Quick Homemade Pot Noodle
It’s cold, damp, goodness knows what happened to Spring. We need warm comforting food like a quick homemade pot noodle; the next in my series on Real Fast Food.
This week I’ve taken a real step away from my comfort zone and recorded this recipe in real-time at my kitchen table. I’ve uploaded it to YouTube so that you can see that I’m not fibbing when it comes to homemade fast food.
At less than 50c per portion, per adult, quick homemade pot noodle is a fantastic value-for-money alternative to dialling the take away. There is also no fat, whatsoever in this recipe. If you leave out the soy sauce it is also gluten free.
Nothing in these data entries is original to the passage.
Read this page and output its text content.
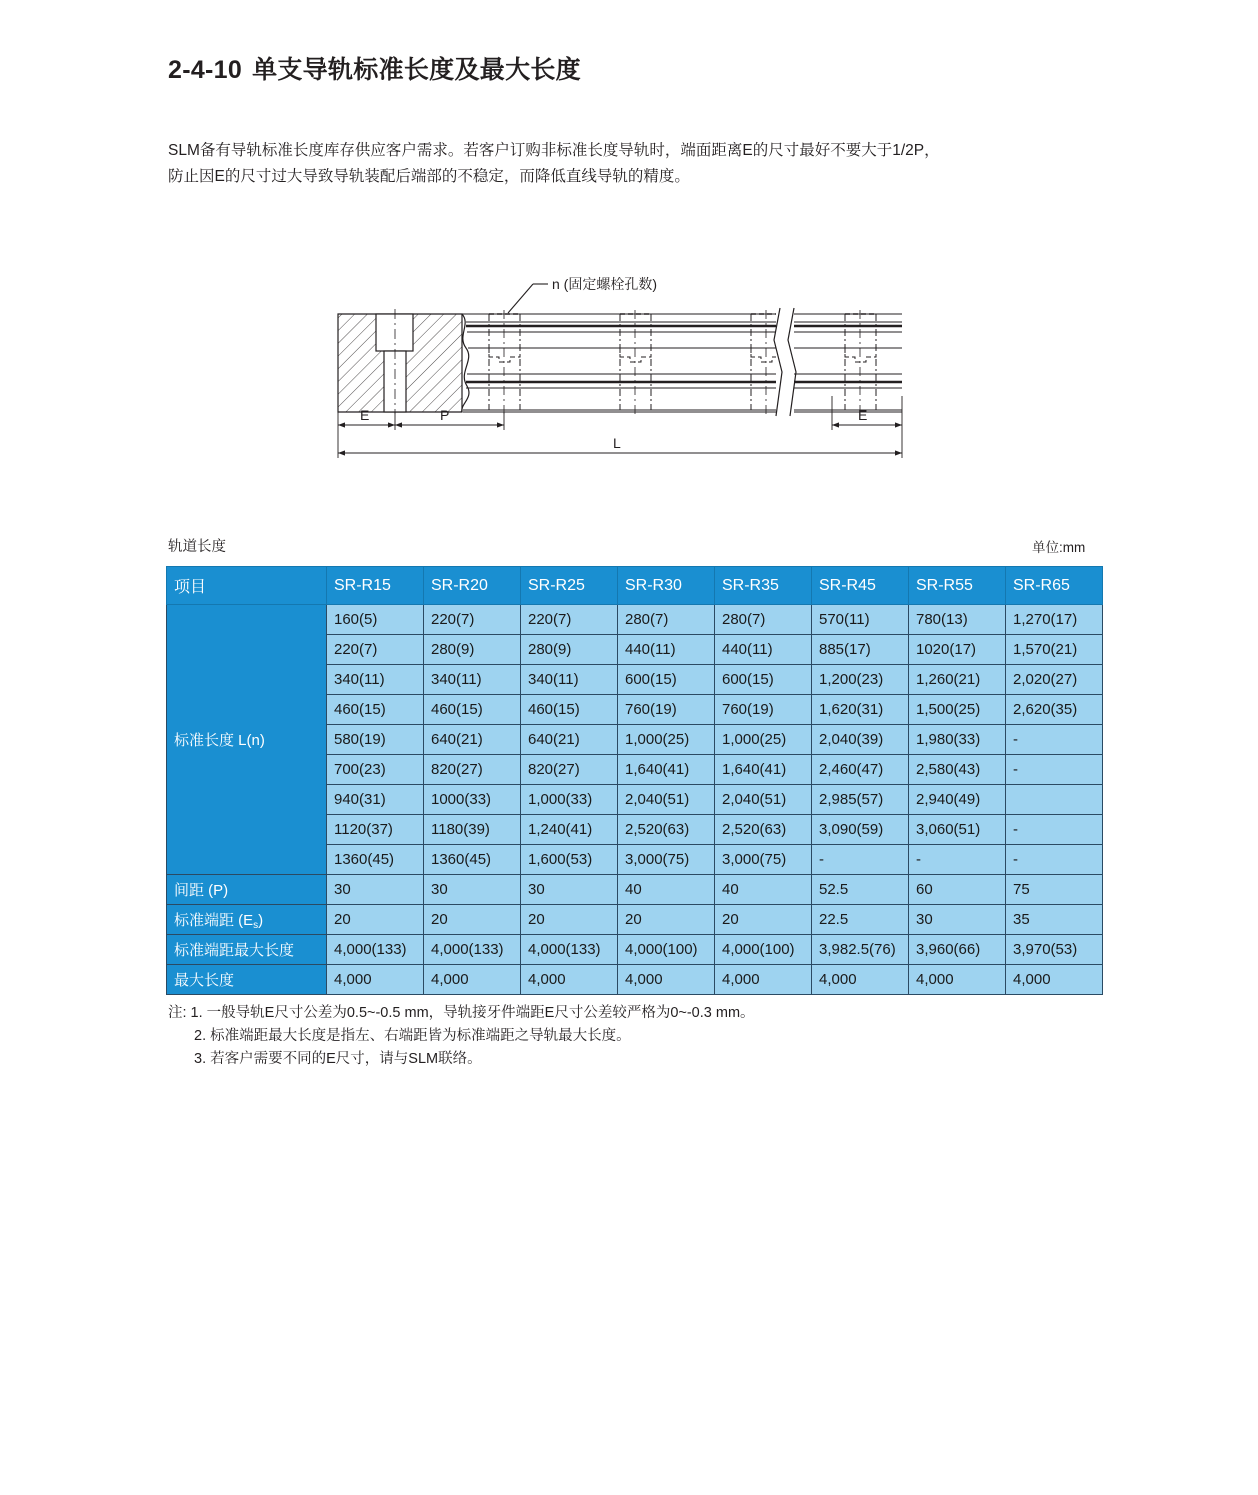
2-4-10 单支导轨标准长度及最大长度
SLM备有导轨标准长度库存供应客户需求。若客户订购非标准长度导轨时，端面距离E的尺寸最好不要大于1/2P，
防止因E的尺寸过大导致导轨装配后端部的不稳定，而降低直线导轨的精度。
n (固定螺栓孔数)
E	P	E
L
轨道长度	单位:mm
项目	SR-R15	SR-R20	SR-R25	SR-R30	SR-R35	SR-R45	SR-R55	SR-R65
标准长度 L(n)	160(5)	220(7)	220(7)	280(7)	280(7)	570(11)	780(13)	1,270(17)
	220(7)	280(9)	280(9)	440(11)	440(11)	885(17)	1020(17)	1,570(21)
	340(11)	340(11)	340(11)	600(15)	600(15)	1,200(23)	1,260(21)	2,020(27)
	460(15)	460(15)	460(15)	760(19)	760(19)	1,620(31)	1,500(25)	2,620(35)
	580(19)	640(21)	640(21)	1,000(25)	1,000(25)	2,040(39)	1,980(33)	-
	700(23)	820(27)	820(27)	1,640(41)	1,640(41)	2,460(47)	2,580(43)	-
	940(31)	1000(33)	1,000(33)	2,040(51)	2,040(51)	2,985(57)	2,940(49)	
	1120(37)	1180(39)	1,240(41)	2,520(63)	2,520(63)	3,090(59)	3,060(51)	-
	1360(45)	1360(45)	1,600(53)	3,000(75)	3,000(75)	-	-	-
间距 (P)	30	30	30	40	40	52.5	60	75
标准端距 $(E_s)$	20	20	20	20	20	22.5	30	35
标准端距最大长度	4,000(133)	4,000(133)	4,000(133)	4,000(100)	4,000(100)	3,982.5(76)	3,960(66)	3,970(53)
最大长度	4,000	4,000	4,000	4,000	4,000	4,000	4,000	4,000
注: 1. 一般导轨E尺寸公差为0.5~-0.5 mm，导轨接牙件端距E尺寸公差较严格为0~-0.3 mm。
2. 标准端距最大长度是指左、右端距皆为标准端距之导轨最大长度。
3. 若客户需要不同的E尺寸，请与SLM联络。
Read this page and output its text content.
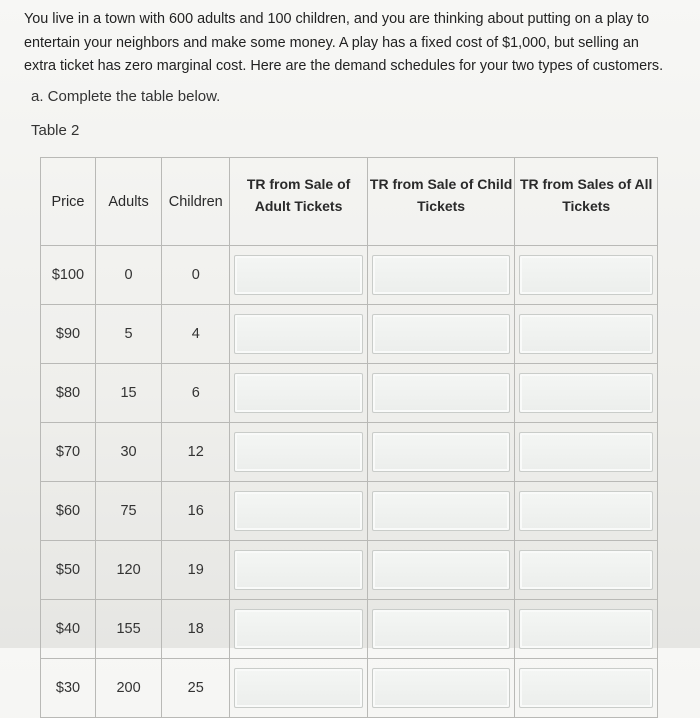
You live in a town with 600 adults and 100 children, and you are thinking about putting on a play to

entertain your neighbors and make some money. A play has a fixed cost of $1,000, but selling an

extra ticket has zero marginal cost. Here are the demand schedules for your two types of customers.

a. Complete the table below.
Table 2
Price	Adults	Children	TR from Sale of Adult Tickets	TR from Sale of Child Tickets	TR from Sales of All Tickets
$100	0	0	

$90	5	4	

$80	15	6	

$70	30	12	

$60	75	16	

$50	120	19	

$40	155	18	

$30	200	25	
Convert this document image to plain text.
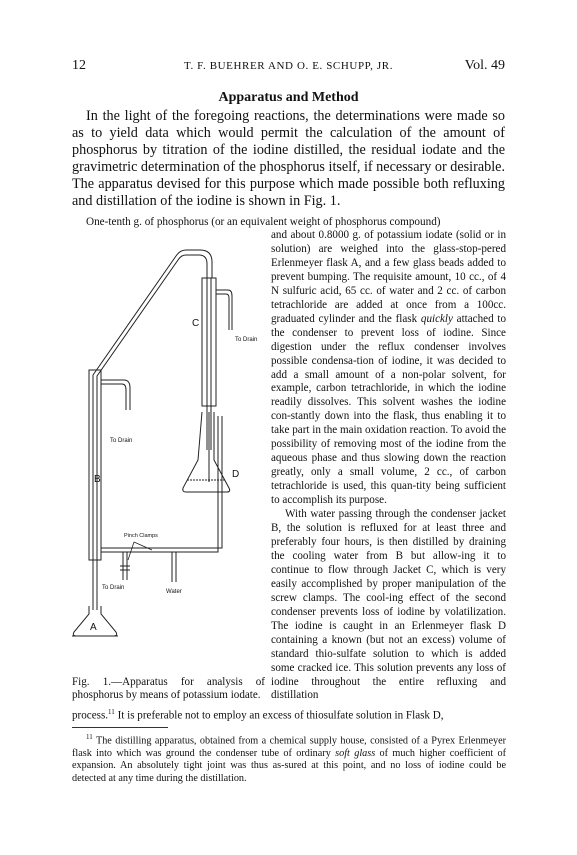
12	T. F. BUEHRER AND O. E. SCHUPP, JR.	Vol. 49
Apparatus and Method

In the light of the foregoing reactions, the determinations were made so as to yield data which would permit the calculation of the amount of phosphorus by titration of the iodine distilled, the residual iodate and the gravimetric determination of the phosphorus itself, if necessary or desirable. The apparatus devised for this purpose which made possible both refluxing and distillation of the iodine is shown in Fig. 1.

One-tenth g. of phosphorus (or an equivalent weight of phosphorus compound)

and about 0.8000 g. of potassium iodate (solid or in solution) are weighed into the glass-stop-pered Erlenmeyer flask A, and a few glass beads added to prevent bumping. The requisite amount, 10 cc., of 4 N sulfuric acid, 65 cc. of water and 2 cc. of carbon tetrachloride are added at once from a 100cc. graduated cylinder and the flask quickly attached to the condenser to prevent loss of iodine. Since digestion under the reflux condenser involves possible condensa-tion of iodine, it was decided to add a small amount of a non-polar solvent, for example, carbon tetrachloride, in which the iodine readily dissolves. This solvent washes the iodine con-stantly down into the flask, thus enabling it to take part in the main oxidation reaction. To avoid the possibility of removing most of the iodine from the aqueous phase and thus slowing down the reaction greatly, only a small volume, 2 cc., of carbon tetrachloride is used, this quan-tity being sufficient to accomplish its purpose.

With water passing through the condenser jacket B, the solution is refluxed for at least three and preferably four hours, is then distilled by draining the cooling water from B but allow-ing it to continue to flow through Jacket C, which is very easily accomplished by proper manipulation of the screw clamps. The cool-ing effect of the second condenser prevents loss of iodine by volatilization. The iodine is caught in an Erlenmeyer flask D containing a known (but not an excess) volume of standard thio-sulfate solution to which is added some cracked ice. This solution prevents any loss of iodine throughout the entire refluxing and distillation

C
To Drain
To Drain
D
B
Pinch Clamps
To Drain
Water
A
Fig. 1.—Apparatus for analysis of phosphorus by means of potassium iodate.
process.$^{11}$ It is preferable not to employ an excess of thiosulfate solution in Flask D,

$^{11}$ The distilling apparatus, obtained from a chemical supply house, consisted of a Pyrex Erlenmeyer flask into which was ground the condenser tube of ordinary soft glass of much higher coefficient of expansion. An absolutely tight joint was thus as-sured at this point, and no loss of iodine could be detected at any time during the distillation.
Click below to play the video of me preparing it live, no breaks, all 1 take using my mobile phone. Just excuse my hoarseness as I’m a bit under the weather at the moment. If you’re not bothered you can skip the video and go straight to the recipe.
Ingredients (per person)
- 2 spring onions
- 1 peeled, topped and tailed carrot)
- 1 teaspoon ginger & garlic paste
- 1 teaspoon dark soy sauce
- Cupful vermicelli rice noodles
- Handful frozen sweetcorn
- Handful frozen peas
- Boiling water
Boil a kettle of water. Peel and chop the spring onions. Grate the carrot into a chunky shred.
Put the ginger and garlic paste into a large jar, followed by the soy sauce, noodles, peas, sweetcorn and grated carrot. Once the kettle has boiled pour over with hot water up to 3/4 level. Stir well.